Instead, she found gargoyles at Toronto's bus station.

She stared up at the leering stone faces huddled together in the corner of the terminal. Seriously? Gargoyles in a bus terminal?

But the terminal grumbled with idling engines. People on the next platform filed onto a bus to Montreal. The driver of her bus stood nearby, flipping through his clipboard. Nobody gave the faces a glance.

She shrugged. Must be some forgotten art installation.

She took a deep, steadying breath and got a lungful of diesel exhaust. Coughing, she headed out along the sidewalk, cutting a wide arc to hurry past a grizzled homeless man sitting against the wall. She kept her spirits up by thinking how brave she was.

After all, how many people come to a strange city with just $500 in their pocket (well, technically, their bra), all set to make a new life for themselves?

Lots, actually. That's what immigrants do. Except for the money in their underwear part, maybe. And they work themselves to the bone, if they're lucky.

She turned onto the main thoroughfare, and stopped in her tracks.

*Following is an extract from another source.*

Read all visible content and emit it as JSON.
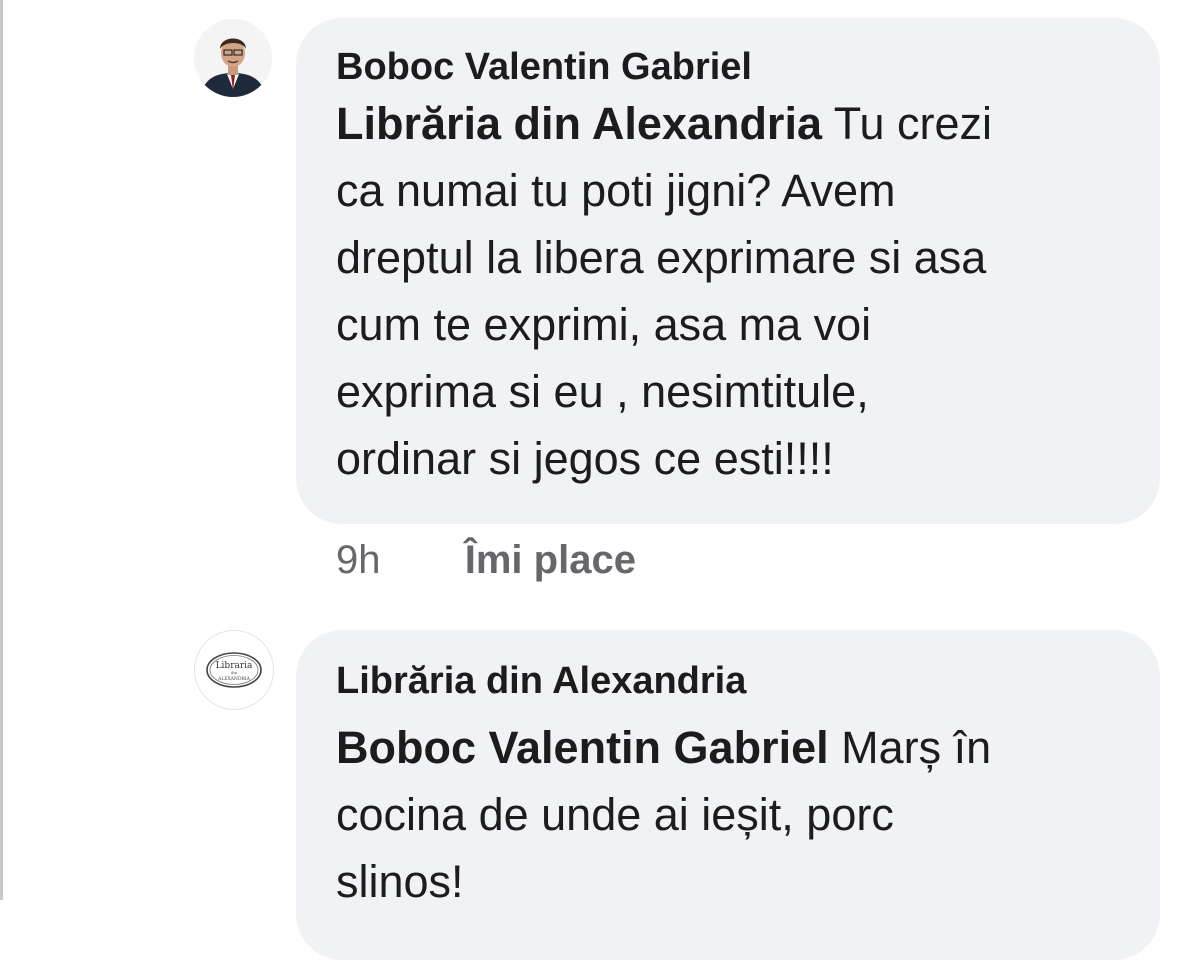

She knew Toronto was a big city, but she didn't appreciate how big until she faced this river of humanity. There were men and women in power suits, stockbrokers leaning into cell phones, university students striding along to the beat of music players. Their shoes battered the sidewalk in a steady rhythm. They all strode north, eyes aimed down or glazed, letting nobody and nothing stand in their way.

Perpetua stared appalled, until she spotted a fish swimming against the stream. A young woman, about her age, in stylishly short skirt and brilliant green blazer. She strode confidently, ruby lips set firm, parting the crowd like a ship on the sea. She caught Perpetua's gaze. Her eyes narrowed and her smile tightened. She quickened her pace and vanished down the street

Perpetua squared her shoulders. So, that's how you do it: step out like you own the place. People will make way for you.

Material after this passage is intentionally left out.